Friday, July 14, 2017

Happy Birthday Harry Dean Stanton - The Cowboy and the Frenchman (David Lynch, 1988) and Paris, Texas (Wim Wenders, 1984)


Wishing a very Happy 91st Birthday to a living legend today. Still keeping himself busy, even now, the great Harry Dean Stanton has been in far too many movies to even begin getting into here. I mean he has 199 acting credits currently listed on IMDb, for Christ's sake. So today, we're gonna look at 2 films he's been in, which, aside from their similar titles, share some occasional overlaps and make for, in my opinion, quite an interesting double feature.

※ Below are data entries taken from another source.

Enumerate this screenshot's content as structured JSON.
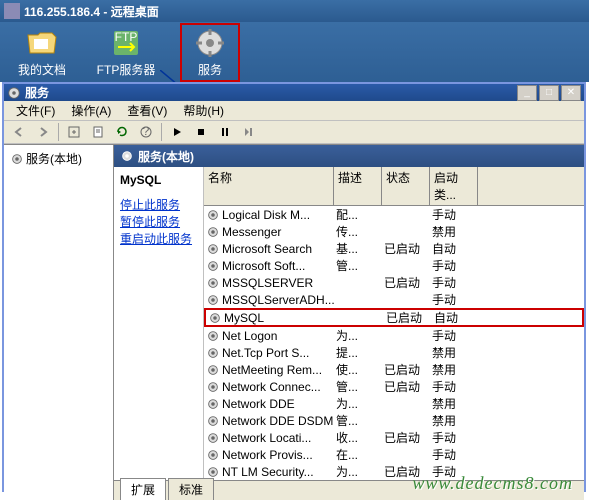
{
  "remote": {
    "ip": "116.255.186.4",
    "title_suffix": "远程桌面"
  },
  "desktop_icons": [
    {
      "label": "我的文档",
      "icon": "folder"
    },
    {
      "label": "FTP服务器",
      "icon": "ftp"
    },
    {
      "label": "服务",
      "icon": "gear",
      "selected": true
    }
  ],
  "mmc": {
    "title": "服务",
    "menus": [
      "文件(F)",
      "操作(A)",
      "查看(V)",
      "帮助(H)"
    ],
    "tree_root": "服务(本地)",
    "panel_title": "服务(本地)",
    "selected_service": "MySQL",
    "actions": {
      "stop": "停止此服务",
      "pause": "暂停此服务",
      "restart": "重启动此服务"
    },
    "columns": {
      "name": "名称",
      "desc": "描述",
      "status": "状态",
      "startup": "启动类..."
    },
    "tabs": {
      "extended": "扩展",
      "standard": "标准"
    }
  },
  "services": [
    {
      "name": "Logical Disk M...",
      "desc": "配...",
      "status": "",
      "startup": "手动"
    },
    {
      "name": "Messenger",
      "desc": "传...",
      "status": "",
      "startup": "禁用"
    },
    {
      "name": "Microsoft Search",
      "desc": "基...",
      "status": "已启动",
      "startup": "自动"
    },
    {
      "name": "Microsoft Soft...",
      "desc": "管...",
      "status": "",
      "startup": "手动"
    },
    {
      "name": "MSSQLSERVER",
      "desc": "",
      "status": "已启动",
      "startup": "手动"
    },
    {
      "name": "MSSQLServerADH...",
      "desc": "",
      "status": "",
      "startup": "手动"
    },
    {
      "name": "MySQL",
      "desc": "",
      "status": "已启动",
      "startup": "自动",
      "highlight": true
    },
    {
      "name": "Net Logon",
      "desc": "为...",
      "status": "",
      "startup": "手动"
    },
    {
      "name": "Net.Tcp Port S...",
      "desc": "提...",
      "status": "",
      "startup": "禁用"
    },
    {
      "name": "NetMeeting Rem...",
      "desc": "使...",
      "status": "已启动",
      "startup": "禁用"
    },
    {
      "name": "Network Connec...",
      "desc": "管...",
      "status": "已启动",
      "startup": "手动"
    },
    {
      "name": "Network DDE",
      "desc": "为...",
      "status": "",
      "startup": "禁用"
    },
    {
      "name": "Network DDE DSDM",
      "desc": "管...",
      "status": "",
      "startup": "禁用"
    },
    {
      "name": "Network Locati...",
      "desc": "收...",
      "status": "已启动",
      "startup": "手动"
    },
    {
      "name": "Network Provis...",
      "desc": "在...",
      "status": "",
      "startup": "手动"
    },
    {
      "name": "NT LM Security...",
      "desc": "为...",
      "status": "已启动",
      "startup": "手动"
    }
  ],
  "watermark": "www.dedecms8.com"
}
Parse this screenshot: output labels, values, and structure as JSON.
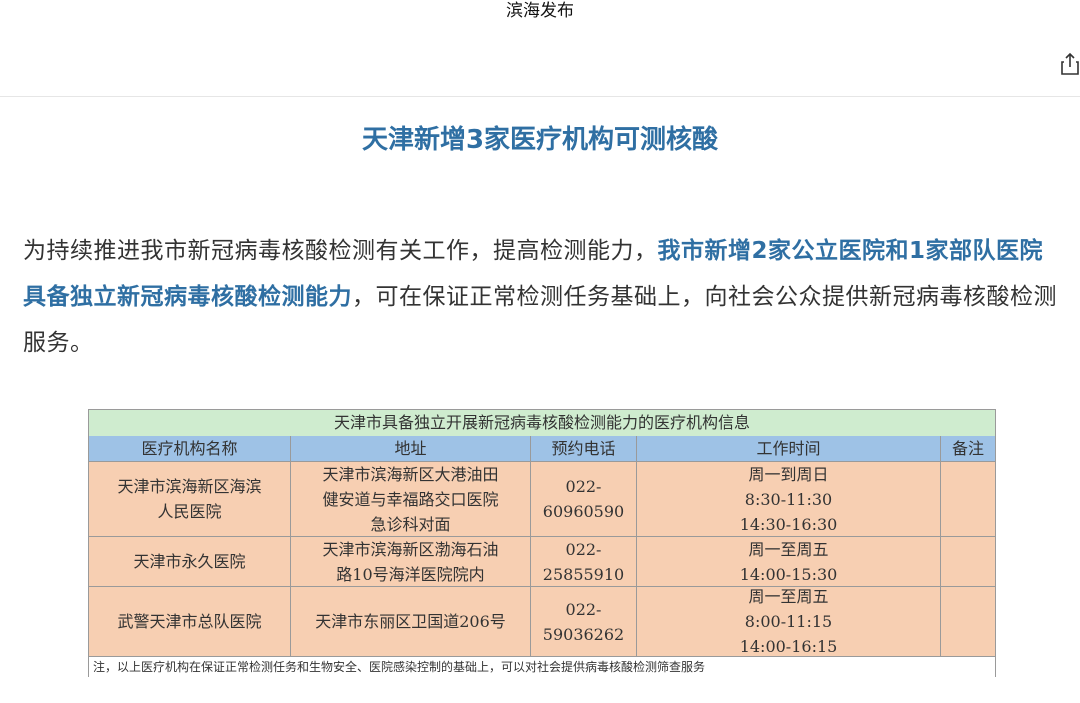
{
  "topbar": {
    "title": "滨海发布"
  },
  "article": {
    "headline": "天津新增3家医疗机构可测核酸",
    "para_part1": "为持续推进我市新冠病毒核酸检测有关工作，提高检测能力，",
    "para_highlight": "我市新增2家公立医院和1家部队医院具备独立新冠病毒核酸检测能力",
    "para_part2": "，可在保证正常检测任务基础上，向社会公众提供新冠病毒核酸检测服务。"
  },
  "table": {
    "caption": "天津市具备独立开展新冠病毒核酸检测能力的医疗机构信息",
    "headers": {
      "name": "医疗机构名称",
      "address": "地址",
      "phone": "预约电话",
      "hours": "工作时间",
      "remark": "备注"
    },
    "rows": [
      {
        "name": "天津市滨海新区海滨\n人民医院",
        "address": "天津市滨海新区大港油田\n健安道与幸福路交口医院\n急诊科对面",
        "phone": "022-\n60960590",
        "hours": "周一到周日\n8:30-11:30\n14:30-16:30",
        "remark": ""
      },
      {
        "name": "天津市永久医院",
        "address": "天津市滨海新区渤海石油\n路10号海洋医院院内",
        "phone": "022-\n25855910",
        "hours": "周一至周五\n14:00-15:30",
        "remark": ""
      },
      {
        "name": "武警天津市总队医院",
        "address": "天津市东丽区卫国道206号",
        "phone": "022-\n59036262",
        "hours": "周一至周五\n8:00-11:15\n14:00-16:15",
        "remark": ""
      }
    ],
    "note": "注，以上医疗机构在保证正常检测任务和生物安全、医院感染控制的基础上，可以对社会提供病毒核酸检测筛查服务"
  },
  "icons": {
    "share": "share-icon"
  },
  "colors": {
    "headline": "#2f6fa3",
    "caption_bg": "#cfeccf",
    "header_bg": "#9ec2e6",
    "body_bg": "#f7cfb2"
  }
}
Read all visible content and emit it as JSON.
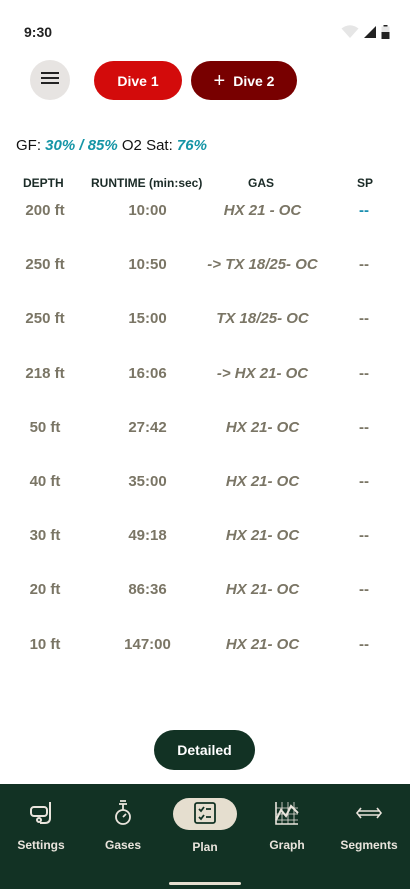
{
  "status_bar": {
    "time": "9:30",
    "icons": [
      "wifi-icon",
      "signal-icon",
      "battery-icon"
    ]
  },
  "header": {
    "menu_icon": "hamburger-menu-icon",
    "dive1_label": "Dive 1",
    "dive2_label": "Dive 2",
    "dive2_icon": "plus-icon",
    "colors": {
      "dive1": "#d30b0b",
      "dive2": "#780000"
    }
  },
  "summary": {
    "gf_label": "GF:",
    "gf_value": "30% / 85%",
    "o2_label": "O2 Sat:",
    "o2_value": "76%"
  },
  "table": {
    "headers": {
      "depth": "DEPTH",
      "runtime": "RUNTIME (min:sec)",
      "gas": "GAS",
      "sp": "SP"
    },
    "rows": [
      {
        "depth": "200 ft",
        "runtime": "10:00",
        "gas": "HX 21 - OC",
        "sp": "--"
      },
      {
        "depth": "250 ft",
        "runtime": "10:50",
        "gas": "-> TX 18/25- OC",
        "sp": "--"
      },
      {
        "depth": "250 ft",
        "runtime": "15:00",
        "gas": "TX 18/25- OC",
        "sp": "--"
      },
      {
        "depth": "218 ft",
        "runtime": "16:06",
        "gas": "-> HX 21- OC",
        "sp": "--"
      },
      {
        "depth": "50 ft",
        "runtime": "27:42",
        "gas": "HX 21- OC",
        "sp": "--"
      },
      {
        "depth": "40 ft",
        "runtime": "35:00",
        "gas": "HX 21- OC",
        "sp": "--"
      },
      {
        "depth": "30 ft",
        "runtime": "49:18",
        "gas": "HX 21- OC",
        "sp": "--"
      },
      {
        "depth": "20 ft",
        "runtime": "86:36",
        "gas": "HX 21- OC",
        "sp": "--"
      },
      {
        "depth": "10 ft",
        "runtime": "147:00",
        "gas": "HX 21- OC",
        "sp": "--"
      }
    ]
  },
  "detailed_button": "Detailed",
  "bottom_nav": {
    "items": [
      {
        "label": "Settings",
        "icon": "snorkel-mask-icon"
      },
      {
        "label": "Gases",
        "icon": "gas-tank-icon"
      },
      {
        "label": "Plan",
        "icon": "checklist-icon",
        "active": true
      },
      {
        "label": "Graph",
        "icon": "graph-icon"
      },
      {
        "label": "Segments",
        "icon": "double-arrow-icon"
      }
    ]
  },
  "colors": {
    "accent": "#1595a6",
    "nav_bg": "#123224",
    "active_pill": "#e5decf",
    "value_text": "#7a7565"
  }
}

Lynch's first foray into TV (that I'm aware of, anyway), The Cowboy and The Frenchman was his contribution to a French produced series of short films called "The French as Seen By..." (other directors included Werner Herzog and Jean-Luc Godard) and, by this point in his career, was the most overtly comedic and wonderfully wacky thing he'd done. It marks the first appearance of a couple of folks he'd work with again later (HDS and Michael Horse) and, if you were to marathon his film and TV stuff chronologically, would work well as a breezy, fun and refreshing palette cleanser between the dark, emotional rollercoaster ride of Blue Velvet and the otherworldly musical phantasmagoria that is Industrial Symphony No. 1: The Dream of the Brokenhearted.